Train in Vain
Leave aside the shenanigans surrounding Foreign Minister Lene Espersen and a humble press release from the Transport Ministry may be the single most significant piece of politics we will see during the first part of 2010.
The press release is a masterpiece of bureaucratic lingo but the essence seems to be that BaneDanmark “after making a great performance” (many travelers, especially in the Copenhagen area, will not agree) is being transferred from a state owned company back to being a – or some kind of – state agency. In any event, the board of BD gets the sack and the director of the unit will be referring directly to the ministry in the future.
The history of BaneDanmark is a complicated one but it does reflect the impact of NPM on transport policy: As part of a Europe-wide drive to introduce market-based models in rail transport, the old state railway DSB was split up into two state-owned companies (DSB – passenger traffic, DSB Gods – goods transport, sold to DB and during early 2010 operative as “DB Schenker something something”) and a state agency (Banestyrelsen) in the late 1990s. Some five years ago, the agency was turned into a state-owned company called BaneDanmark – and please don’t ask me why BranDinG exPertS alwAys hAVe to pUt capiTal letTers in the miDdle of woRds – but recently the maintenance unit was sold off, so all railway maintenance is performed by hired firms while the ownership of the track lies with BD.

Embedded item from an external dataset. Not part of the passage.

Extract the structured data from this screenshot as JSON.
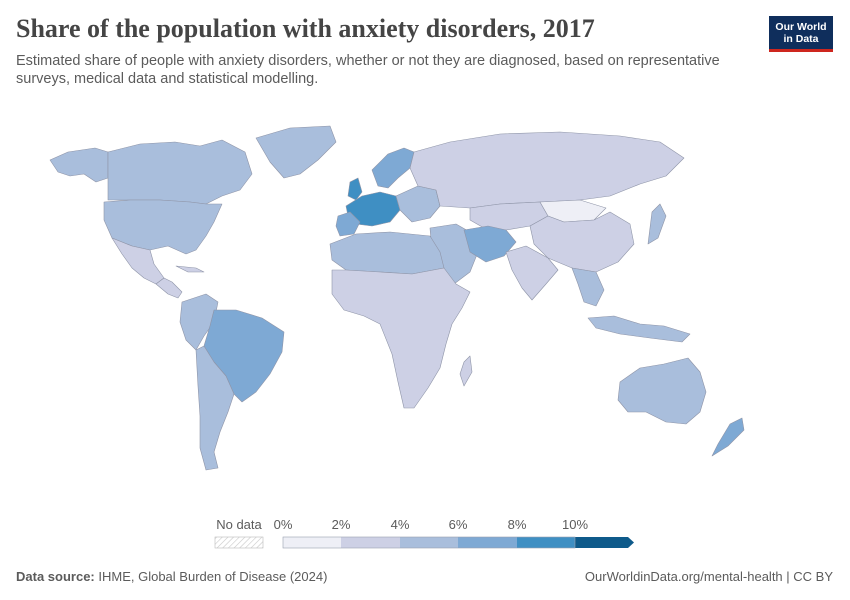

In many ways the Danish rail infrastructure is not in the best of conditions: The railways around Copenhagen are underdimensioned, the signalling system pre-modern and maintenance of the tracks has been neglected for decades so trains have to tip-toe along on the worst parts of the network while urgent repairs are being carried out.
The IC4-scandal is not part of this mess but still adds to the overall picture of a railway system performing below reasonable expectations.
On top of this, traffic on the Helsingør-Copenhagen-Malmø line was privatised last year and the results have not been particularly good. Part of the blame lies in the fact the Malmø C is a massive bottleneck while the final parts of the construction of the City Tunnel are underway, but apparently no-one thought about allowing for this in the planning of the timetables and schedules for this important commuter link.
Now, the minister tells us, the reorganisation will put responsibility for train regularity in one pair of hands – a brave move considering that politicians generally prefer to claim paternity of successes and outsource responsibility for failures. Maybe the minister has noted the December 2010 deadline for the opening of the Malmø link?
Still, the reorganisation does to some extent go against the NPM/QUANGO pattern which has been a fixture of public policy since the late 1980s.